Déposez vos armes et rendez-vous avant qu’il ne soit trop tard”, a déclaré le président de la transition Ahmed al-Charaa aux insurgés alaouites dans un discours diffusé vendredi 7 mars sur la chaîne Telegram de la présidence syrienne. “Vous vous en êtes pris à tous les Syriens et avez commis un début d’une insurrection alaouite sans précédent depuis la fin officielle de la guerre civile.

“Dans une attaque bien planifiée et préméditée, plusieurs milices d’Assad ont attaqué nos positions et nos points de contrôle, ciblant plusieurs de nos patrouilles dans la région de Jablé”, témoigne Mustafa Kneifati, directeur de l’administration générale de la sécurité à Lattaquié.

Plus de 532 civils alaouites auraient été tués depuis jeudi, selon l’Observatoire syrien des droits de l’homme. L’ONG signale cependant un “retour au calme relatif” dans la région, mais précise que les forces de sécurité poursuivent leur “ratissage dans les zones où se retranchent les hommes armés”.

Qui sont les insurgés alaouites ?

Ces insurgés sont essentiellement des partisans du régime déchu, issus en grande partie de la communauté alaouite, minorité dont sont issus les Assad. Depuis les années 1970, avec l’accession au pouvoir de Hafez al-Assad, père de Bachar Al-Assad, la communauté alaouite a occupé des positions clés au sein de l’appareil sécuritaire et militaire syrien. Cette surreprésentation a renforcé leur lien avec le régime, assurant leur protection et leur ascension sociale. Mais cette association étroite a aussi exposé la communauté à des tensions communautaires.

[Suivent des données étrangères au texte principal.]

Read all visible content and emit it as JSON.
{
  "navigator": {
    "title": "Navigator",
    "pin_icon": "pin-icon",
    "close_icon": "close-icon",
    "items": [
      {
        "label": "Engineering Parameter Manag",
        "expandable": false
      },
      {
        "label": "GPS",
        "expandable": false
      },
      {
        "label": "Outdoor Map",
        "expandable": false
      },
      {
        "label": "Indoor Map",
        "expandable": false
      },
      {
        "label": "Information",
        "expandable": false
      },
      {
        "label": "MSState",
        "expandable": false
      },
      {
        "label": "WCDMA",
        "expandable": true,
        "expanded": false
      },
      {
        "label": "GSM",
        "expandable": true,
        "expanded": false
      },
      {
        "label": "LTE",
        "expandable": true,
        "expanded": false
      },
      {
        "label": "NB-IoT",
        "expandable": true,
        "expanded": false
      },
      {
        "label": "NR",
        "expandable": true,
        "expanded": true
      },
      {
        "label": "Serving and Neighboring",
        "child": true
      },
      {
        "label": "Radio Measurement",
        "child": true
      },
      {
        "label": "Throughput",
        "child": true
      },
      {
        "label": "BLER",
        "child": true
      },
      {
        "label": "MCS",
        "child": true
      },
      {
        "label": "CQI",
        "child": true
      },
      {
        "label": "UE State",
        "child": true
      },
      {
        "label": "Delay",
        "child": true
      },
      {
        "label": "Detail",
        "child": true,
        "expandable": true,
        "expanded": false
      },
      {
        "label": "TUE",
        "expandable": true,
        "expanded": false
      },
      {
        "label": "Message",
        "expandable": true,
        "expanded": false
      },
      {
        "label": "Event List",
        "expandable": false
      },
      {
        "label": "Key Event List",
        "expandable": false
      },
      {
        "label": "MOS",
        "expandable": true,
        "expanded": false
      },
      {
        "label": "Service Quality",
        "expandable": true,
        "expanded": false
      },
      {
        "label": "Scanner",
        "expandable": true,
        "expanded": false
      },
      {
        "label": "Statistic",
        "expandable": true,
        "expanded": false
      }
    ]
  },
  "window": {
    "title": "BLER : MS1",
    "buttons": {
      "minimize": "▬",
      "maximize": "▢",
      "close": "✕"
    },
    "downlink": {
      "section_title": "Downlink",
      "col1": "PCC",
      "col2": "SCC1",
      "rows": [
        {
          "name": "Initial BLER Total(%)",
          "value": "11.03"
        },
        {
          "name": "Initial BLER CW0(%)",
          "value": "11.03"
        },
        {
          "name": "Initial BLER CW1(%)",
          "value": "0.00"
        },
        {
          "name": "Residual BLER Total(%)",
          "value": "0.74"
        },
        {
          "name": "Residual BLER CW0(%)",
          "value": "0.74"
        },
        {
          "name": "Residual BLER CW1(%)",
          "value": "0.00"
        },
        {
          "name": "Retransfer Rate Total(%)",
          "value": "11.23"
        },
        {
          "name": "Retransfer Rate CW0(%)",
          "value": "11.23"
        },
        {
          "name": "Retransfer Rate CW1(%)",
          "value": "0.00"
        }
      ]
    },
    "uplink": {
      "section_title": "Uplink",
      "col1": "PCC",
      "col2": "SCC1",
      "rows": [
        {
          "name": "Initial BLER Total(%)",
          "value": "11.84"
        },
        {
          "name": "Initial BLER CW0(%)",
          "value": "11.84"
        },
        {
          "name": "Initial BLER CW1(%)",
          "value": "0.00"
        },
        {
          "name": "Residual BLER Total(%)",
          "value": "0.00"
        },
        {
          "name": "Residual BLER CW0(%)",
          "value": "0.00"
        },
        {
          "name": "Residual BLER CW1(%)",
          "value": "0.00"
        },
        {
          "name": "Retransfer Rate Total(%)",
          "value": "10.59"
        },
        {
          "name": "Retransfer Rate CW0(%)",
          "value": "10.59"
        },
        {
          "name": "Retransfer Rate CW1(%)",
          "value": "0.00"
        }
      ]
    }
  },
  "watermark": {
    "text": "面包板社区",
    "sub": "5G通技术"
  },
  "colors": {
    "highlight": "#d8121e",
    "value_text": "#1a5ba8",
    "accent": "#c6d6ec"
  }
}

Aujourd’hui, les Alaouites regroupent des restes de l’armée et des services de sécurité qui avaient fui vers les montagnes côtières après la chute de Damas, ainsi que des milices locales pro-gouvernement. Le mouvement opère de façon clandestine et décentralisée.

Si aucun programme politique clair n’a été publié par les insurgés, implicitement, ils visent à déstabiliser le nouveau pouvoir et défendre leurs bastions communautaires. Leur objectif pourrait être de restaurer l’influence de l’ancien régime ou, du moins, de préserver une autonomie alaouite face à un gouvernement dominé par des islamistes sunnites. Après des années de guerre très polarisée, ces Alaouites armés se posent en derniers défenseurs du clan Assad et de leur communauté, qu’ils estiment menacée.

Leur soulèvement peut aussi être lu comme une révolte désespérée pour la survie : les Alaouites avaient bâti leur sécurité sur l’appareil Assad, et son renversement les a laissés craindre des représailles et une perte totale de statut.

Sur le plan intérieur, les insurgés alaouites apparaissent isolés. Ils combattent frontalement le gouvernement de transition (issu de l’opposition sunnite) et n’ont aucune alliance avec les autres composantes syriennes, toutes anti-Assad.

Les Alaouites sont des chiistes duodécimain et vénèrent Ali (Ali ibn Abi Talib), considéré comme le premier imam de cette branche de l’islam. Ils sont principalement concentrés dans les montagnes côtières de l’ouest de la Syrie, notamment dans les gouvernorats de Lattaquié et de Tartous. Les Alaouites sont également présents dans les plaines autour de Hama et Homs, ainsi que dans les grandes villes syriennes. Au total, ils représentent 8 à 15% de la population syrienne, selon une étude de Minority International Group et du Groupe de recherches et d’études sur la Méditerranée et le Moyen-Orient (GREMMO) de 2015.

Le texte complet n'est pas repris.